Python operator lifecycle

Python operators have a runtime lifecycle that starts when an instance of the operator is initialized and ends when the processing element (PE) that hosts the operator is shut down.

Operators that are implemented with the Python Operator API are subclasses of streams.Operator and must have a two argument constructor taking ctx and params. They must also provide the following methods: allPortsReady, processTuple, processPunctuation.

Example of a minimal operator that forwards tuples and punctuations:

class Operator(streams.Operator):
    def __init__(self, ctx, params):
        # This must be done to ensure that the operator is initialized properly
        super().__init__(ctx)

    
    def __del__(self):
        # Write any cleanup code here
        pass

    def allPortsReady(self):
        pass

    def processTuple(self, stream_tuple, port):
        self.submitTuple(stream_tuple, port)
    
    def processPunctuation(self, punctuation, port):
        self.submitPunctuation(punctuation, port)

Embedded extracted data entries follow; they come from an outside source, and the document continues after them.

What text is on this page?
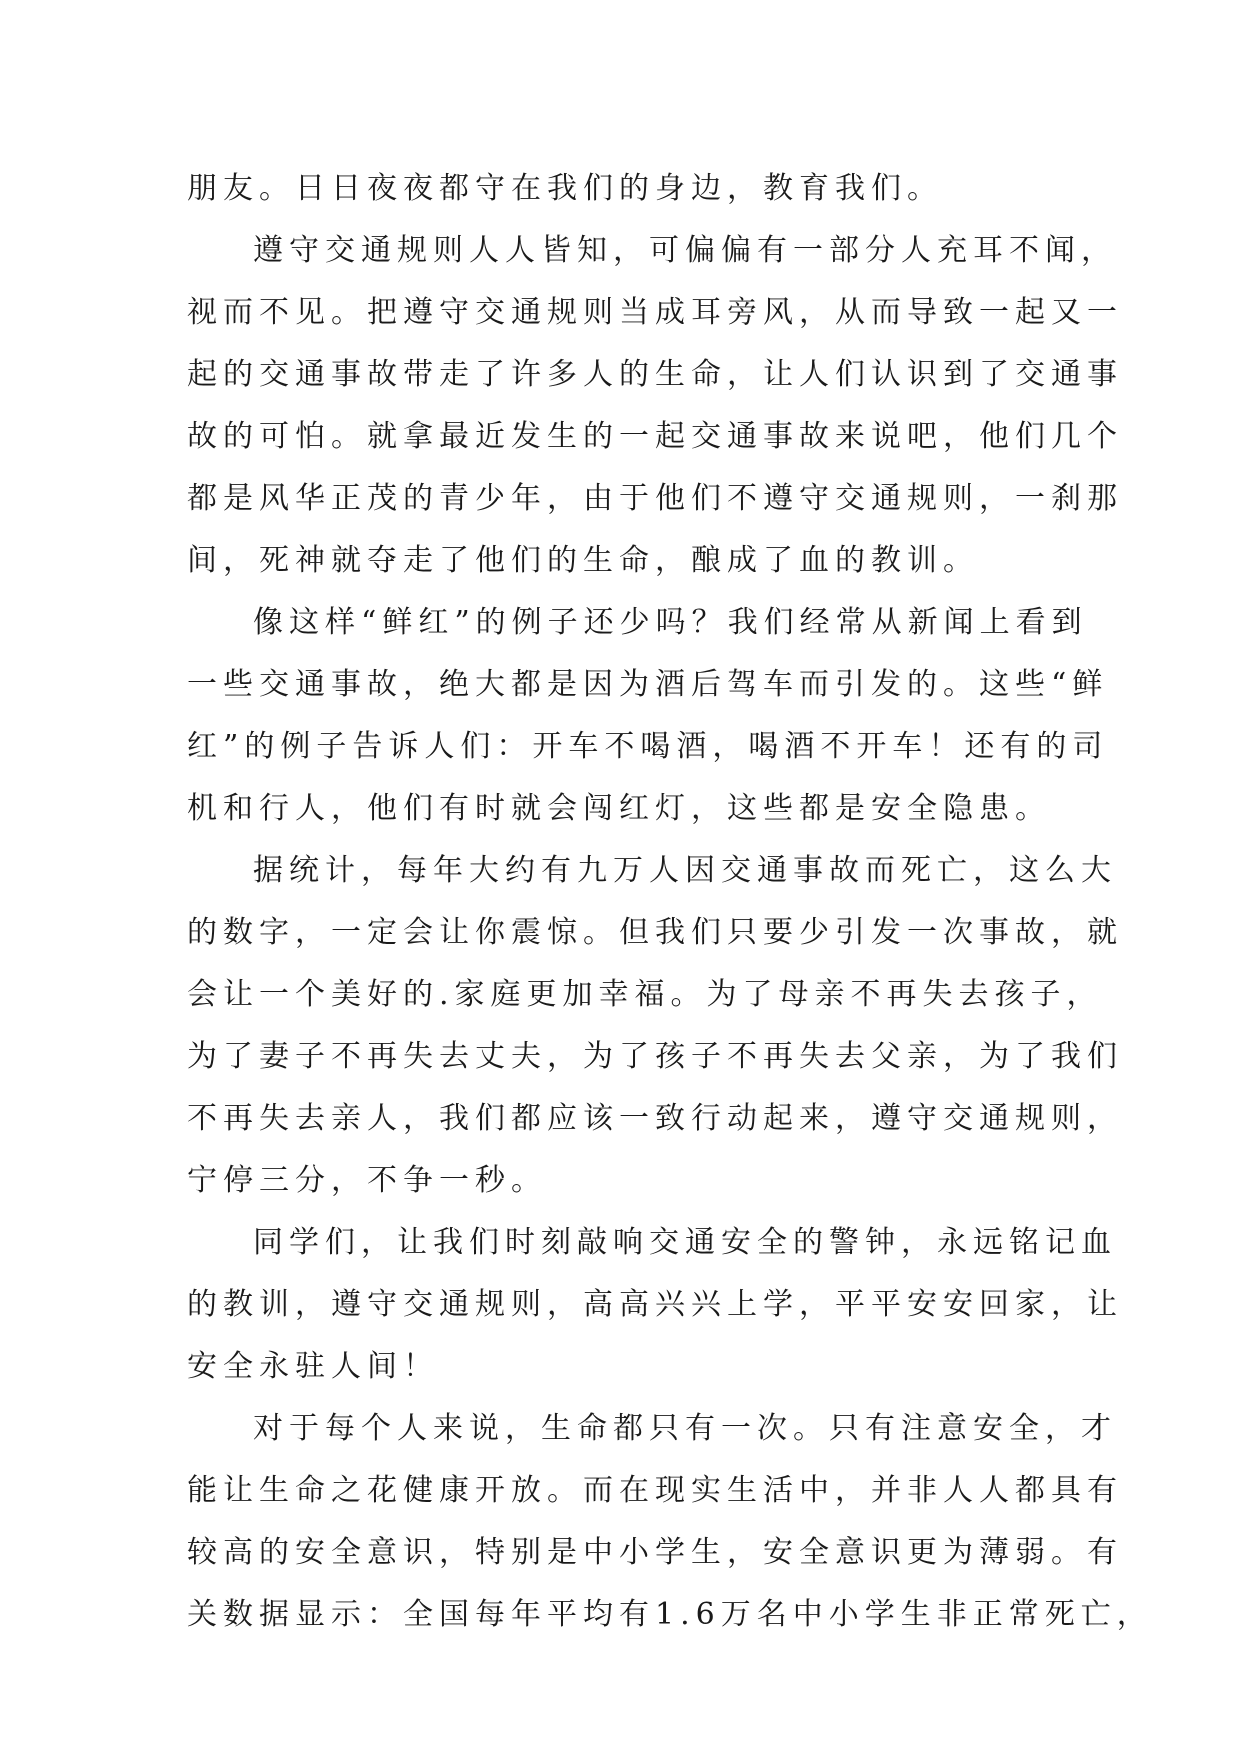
朋友。日日夜夜都守在我们的身边，教育我们。
遵守交通规则人人皆知，可偏偏有一部分人充耳不闻，
视而不见。把遵守交通规则当成耳旁风，从而导致一起又一
起的交通事故带走了许多人的生命，让人们认识到了交通事
故的可怕。就拿最近发生的一起交通事故来说吧，他们几个
都是风华正茂的青少年，由于他们不遵守交通规则，一刹那
间，死神就夺走了他们的生命，酿成了血的教训。
像这样“鲜红”的例子还少吗？我们经常从新闻上看到
一些交通事故，绝大都是因为酒后驾车而引发的。这些“鲜
红”的例子告诉人们：开车不喝酒，喝酒不开车！还有的司
机和行人，他们有时就会闯红灯，这些都是安全隐患。
据统计，每年大约有九万人因交通事故而死亡，这么大
的数字，一定会让你震惊。但我们只要少引发一次事故，就
会让一个美好的.家庭更加幸福。为了母亲不再失去孩子，
为了妻子不再失去丈夫，为了孩子不再失去父亲，为了我们
不再失去亲人，我们都应该一致行动起来，遵守交通规则，
宁停三分，不争一秒。
同学们，让我们时刻敲响交通安全的警钟，永远铭记血
的教训，遵守交通规则，高高兴兴上学，平平安安回家，让
安全永驻人间！
对于每个人来说，生命都只有一次。只有注意安全，才
能让生命之花健康开放。而在现实生活中，并非人人都具有
较高的安全意识，特别是中小学生，安全意识更为薄弱。有
关数据显示：全国每年平均有1.6万名中小学生非正常死亡，
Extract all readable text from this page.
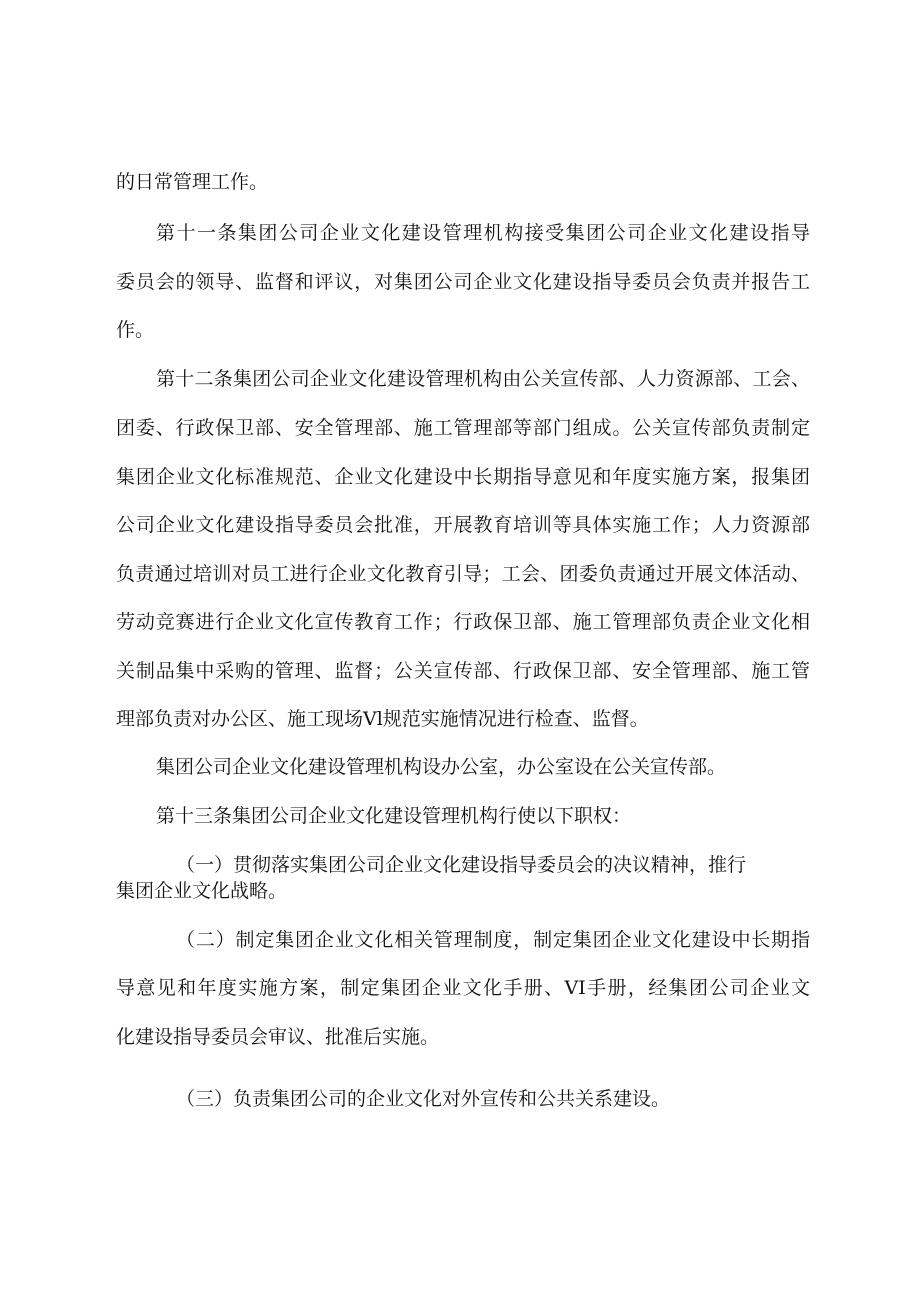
的日常管理工作。
第十一条集团公司企业文化建设管理机构接受集团公司企业文化建设指导
委员会的领导、监督和评议，对集团公司企业文化建设指导委员会负责并报告工
作。
第十二条集团公司企业文化建设管理机构由公关宣传部、人力资源部、工会、
团委、行政保卫部、安全管理部、施工管理部等部门组成。公关宣传部负责制定
集团企业文化标准规范、企业文化建设中长期指导意见和年度实施方案，报集团
公司企业文化建设指导委员会批准，开展教育培训等具体实施工作；人力资源部
负责通过培训对员工进行企业文化教育引导；工会、团委负责通过开展文体活动、
劳动竞赛进行企业文化宣传教育工作；行政保卫部、施工管理部负责企业文化相
关制品集中采购的管理、监督；公关宣传部、行政保卫部、安全管理部、施工管
理部负责对办公区、施工现场Vl规范实施情况进行检查、监督。
集团公司企业文化建设管理机构设办公室，办公室设在公关宣传部。
第十三条集团公司企业文化建设管理机构行使以下职权：
（一）贯彻落实集团公司企业文化建设指导委员会的决议精神，推行
集团企业文化战略。
（二）制定集团企业文化相关管理制度，制定集团企业文化建设中长期指
导意见和年度实施方案，制定集团企业文化手册、VI手册，经集团公司企业文
化建设指导委员会审议、批准后实施。
（三）负责集团公司的企业文化对外宣传和公共关系建设。
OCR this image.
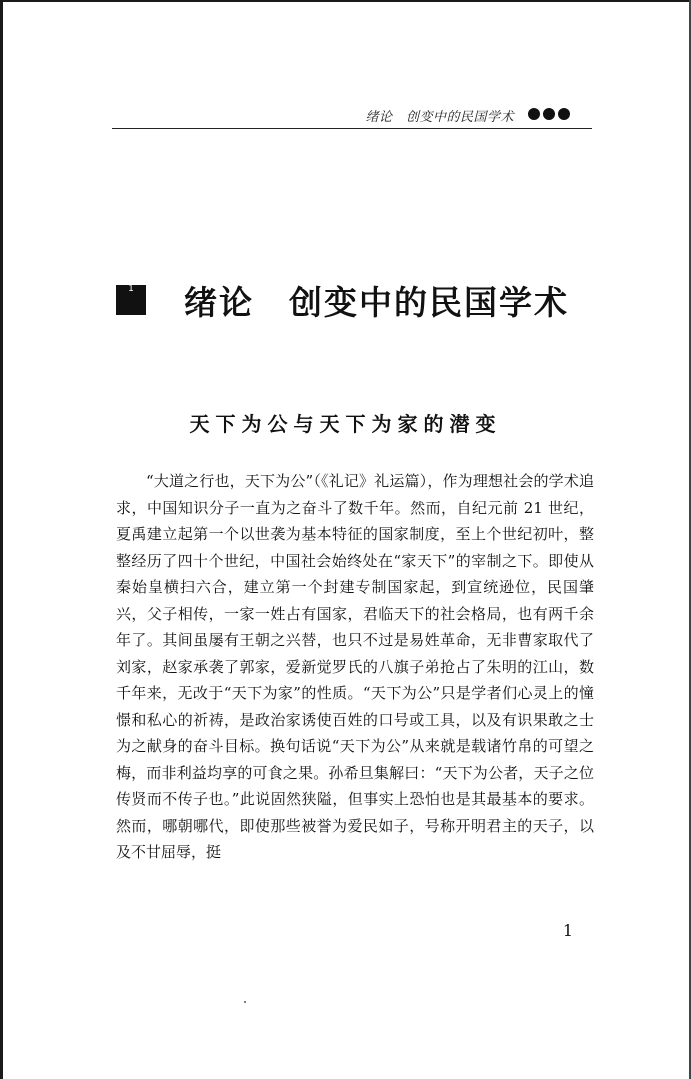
绪论　创变中的民国学术
1	绪论　创变中的民国学术
天下为公与天下为家的潜变

“大道之行也，天下为公”（《礼记》礼运篇），作为理想社会的学术追求，中国知识分子一直为之奋斗了数千年。然而，自纪元前 21 世纪，夏禹建立起第一个以世袭为基本特征的国家制度，至上个世纪初叶，整整经历了四十个世纪，中国社会始终处在“家天下”的宰制之下。即使从秦始皇横扫六合，建立第一个封建专制国家起，到宣统逊位，民国肇兴，父子相传，一家一姓占有国家，君临天下的社会格局，也有两千余年了。其间虽屡有王朝之兴替，也只不过是易姓革命，无非曹家取代了刘家，赵家承袭了郭家，爱新觉罗氏的八旗子弟抢占了朱明的江山，数千年来，无改于“天下为家”的性质。“天下为公”只是学者们心灵上的憧憬和私心的祈祷，是政治家诱使百姓的口号或工具，以及有识果敢之士为之献身的奋斗目标。换句话说“天下为公”从来就是载诸竹帛的可望之梅，而非利益均享的可食之果。孙希旦集解曰：“天下为公者，天子之位传贤而不传子也。”此说固然狭隘，但事实上恐怕也是其最基本的要求。然而，哪朝哪代，即使那些被誉为爱民如子，号称开明君主的天子，以及不甘屈辱，挺

1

An operator instance starts its runtime lifecycle with a call to its __init__ method. The operator cannot receive or send tuples and punctuation until its ports are ready. When the operator ports are ready, the operator starts receiving calls to its tuple and punctuation processing methods and can submit tuples accordingly. The allPortsReady method is called as a notification to the operator that its ports are ready to receive and submit tuples. When the processing element (PE) that hosts the operator is being shut down, the operator receives a call to its __del__ method.

All incoming tuples are sent to the operator through the processTuple method. SPL Tuples are converted to python dicts and mapped to native python types.

Outgoing tuples are converted from Python dicts to SPL tuples based on the tuple spec in the SPL application.

Here is an example of a processTuple method in an operator that shows how to read from incoming tuples and submit and outgoing tuple.

    def processTuple(self, stream_tuple, port):
        self.submitTuple({ "res": stream_tuple["a"] + stream_tuple["b"] })